For the record, here is my unpublished letter.
Letter to Globe and Mail (October 23, 2017)
Pro-vax dogmatists want to have us believe that all critics of vaccines are either flat-earthers or discredited scientists. When I graduated from university with a degree in science I also was a firm believer in vaccines. But when I was finally challenged on my views about 20 years later, I was forced to confront the fact that I had no direct knowledge in this area, and I had just accepted the assertions of people like Timothy Caulfield (“Silencing anti-vax noise will not be easy”). Gradually I realized that there were many critics of aspects of vaccines who were highly credentialled scientists and even MDs who had changed their views when confronted with evidence.

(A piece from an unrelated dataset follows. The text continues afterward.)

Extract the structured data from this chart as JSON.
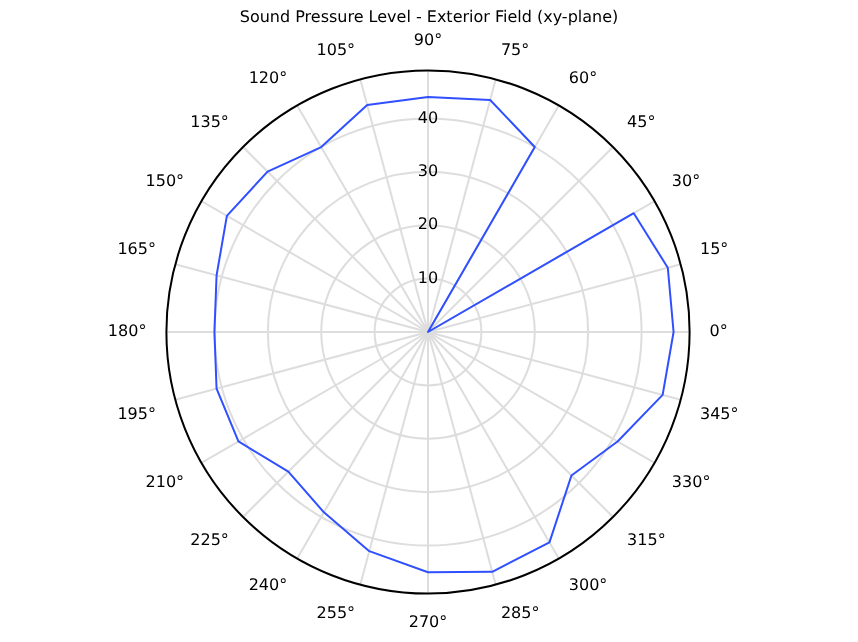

When I finally started reviewing evidence about vaccines I was shocked to discover that some widely accepted dogmas were false. For example, for most infectious diseases death rates were declining for decades before the first vaccine was available. Vaccine dogmatists love to just show the chart starting with the year of the start of vaccination. But the decline in deaths after vaccination may well have been just a continuation of the other factors that were improving before vaccination (such as better sanitation and diet). I discovered that the well documented timeline of polio cases and vaccination in the United States did not support the belief that the polio vaccine ended the epidemic. By 1960 the Journal of the American Medical association reported that less than half the vulnerable population had been vaccinated, yet the epidemic had petered out to about 5% of the 1952 peak.
Another undeniable source of information is that the United States has paid out more than $3.6 billion in compensation for vaccine damage since the government took over payment for vaccine damage in 1988.

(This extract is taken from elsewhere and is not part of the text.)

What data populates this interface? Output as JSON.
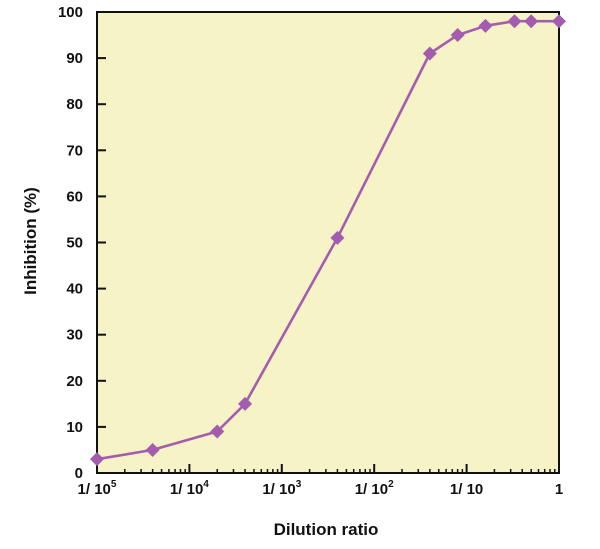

It is futile to argue about whether vaccines cause autism, because autism is poorly defined (although there actually are many scientific papers that do note such an association). However, sudden mental and physical regression following vaccines is well documented, whatever you want to call it. While rare, each time it occurs, the cost is massive, both to the vaccine recipient, but also to their family, who are now responsible for the care of a severely disabled person.
Let’s have an honest discussion about vaccination, recognizing that there are costs to any vaccination program, in terms of adverse effects, and that the benefits are often exaggerated by pharmaceutical companies that stand to make billions of dollars from each new vaccine added to the recommended vaccine schedule.